Impactos no Agronegócio
O recente acordo entre o Mercosul e a União Europeia promete influenciar de forma significativa a produção no Brasil, favorecendo quase todos os setores do agronegócio, enquanto algumas indústrias poderão enfrentar desafios. Essa é uma das principais conclusões do estudo “Avaliação dos impactos do acordo de livre comércio Mercosul-UE”, elaborado por pesquisadores do Instituto de Pesquisa Econômica Aplicada (Ipea), entre eles Fernando José da Silva Paiva Ribeiro, Admir Antonio Betarelli Junior e Weslem Rodrigues Faria.
Os dados indicam que o agronegócio brasileiro pode ter um aumento na produção de cerca de 2%, o que representa aproximadamente US$ 11 bilhões ao longo de 16 anos. Os principais beneficiados serão os setores de carnes suínas e de aves, outros produtos alimentares (como pescado e preparados), óleos e gorduras vegetais, além da pecuária, que inclui o gado.
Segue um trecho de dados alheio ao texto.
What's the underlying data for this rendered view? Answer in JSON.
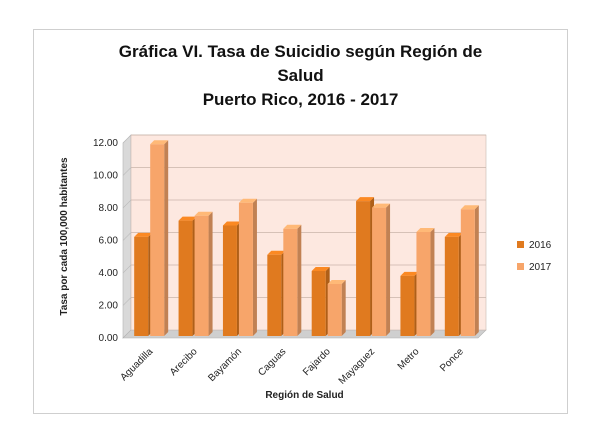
{
  "chart_data": {
    "type": "bar",
    "title_line1": "Gráfica VI. Tasa de Suicidio según Región de",
    "title_line2": "Salud",
    "title_line3": "Puerto Rico, 2016 - 2017",
    "xlabel": "Región de Salud",
    "ylabel": "Tasa por cada 100,000 habitantes",
    "categories": [
      "Aguadilla",
      "Arecibo",
      "Bayamón",
      "Caguas",
      "Fajardo",
      "Mayaguez",
      "Metro",
      "Ponce"
    ],
    "series": [
      {
        "name": "2016",
        "values": [
          6.1,
          7.1,
          6.8,
          5.0,
          4.0,
          8.3,
          3.7,
          6.1
        ],
        "color": "#e07a1f"
      },
      {
        "name": "2017",
        "values": [
          11.8,
          7.4,
          8.2,
          6.6,
          3.2,
          7.9,
          6.4,
          7.8
        ],
        "color": "#f7a56a"
      }
    ],
    "ylim": [
      0,
      12
    ],
    "yticks": [
      "0.00",
      "2.00",
      "4.00",
      "6.00",
      "8.00",
      "10.00",
      "12.00"
    ],
    "grid": true,
    "legend_position": "right",
    "plot_background": "#fde8e0"
  }
}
Surpreendentemente, a carne bovina e o açúcar não devem ter grandes aumentos na produção, uma vez que as cotas adicionais de exportação não trarão significativas mudanças para esses produtos. A razão? As exportações para a União Europeia não representam uma fração substancial do total exportado pelo Brasil.
Reações do Setor
A Associação Brasileira de Proteína Animal (ABPA) corroborou essa análise em nota, destacando que, especificamente para a carne de frango, o acordo não mudará o sistema de cotas que já está em vigor entre Brasil e UE. O que realmente muda é a introdução de um novo contingente tarifário, que estabelece 180 mil toneladas anuais isentas de tarifas, a ser dividido entre os países do bloco. Este contingente será composto por 50% de produtos com osso e 50% de produtos sem osso, com uma implementação gradual em seis etapas ao longo de seis anos.
No que diz respeito à carne suína, a novidade é a criação de um contingente tarifário preferencial específico para o Mercosul, algo inédito até então. A cota total prevista é de 25 mil toneladas anuais, com uma tarifa reduzida de 83 euros por tonelada, o que representa uma queda considerável em relação à tarifa aplicada fora da cota. Assim como o frango, a implantação dessa cota também ocorrerá em seis fases anuais, permitindo um crescimento gradual até atingir o volume máximo estipulado.
Impactos na Indústria de Transformação
Ao analisar os efeitos do acordo na indústria de transformação, os pesquisadores do Ipea notaram uma leve variação positiva na produção total, com ganhos na ordem de US$ 500 milhões. No entanto, alguns setores, como veículos, metais ferrosos, vestuário, produtos farmacêuticos e eletrônicos, poderão sofrer quedas. Por outro lado, setores como calçados, celulose, papel e artefatos de couro estão entre os que devem se beneficiar. O estudo destaca que o acordo permitirá que o Brasil amplie suas vendas à UE, desbancando fornecedores de outras regiões do mundo.
A análise do comércio exterior revela que o acordo não apenas criará novas oportunidades de comércio, mas também poderá desviar o fluxo comercial. Espera-se um aumento de 22,6% nas exportações brasileiras para a União Europeia, totalizando cerca de US$ 10,2 bilhões. Entretanto, essa elevação virá acompanhada de uma redução de 3,3% nas exportações para outros países do Mercosul e de 0,5% para o restante do mundo. O impacto nas importações do Brasil também é significativo: um aumento de 72% nas compras provenientes da UE, enquanto as aquisições de produtos de outros países do mundo devem cair em 11%.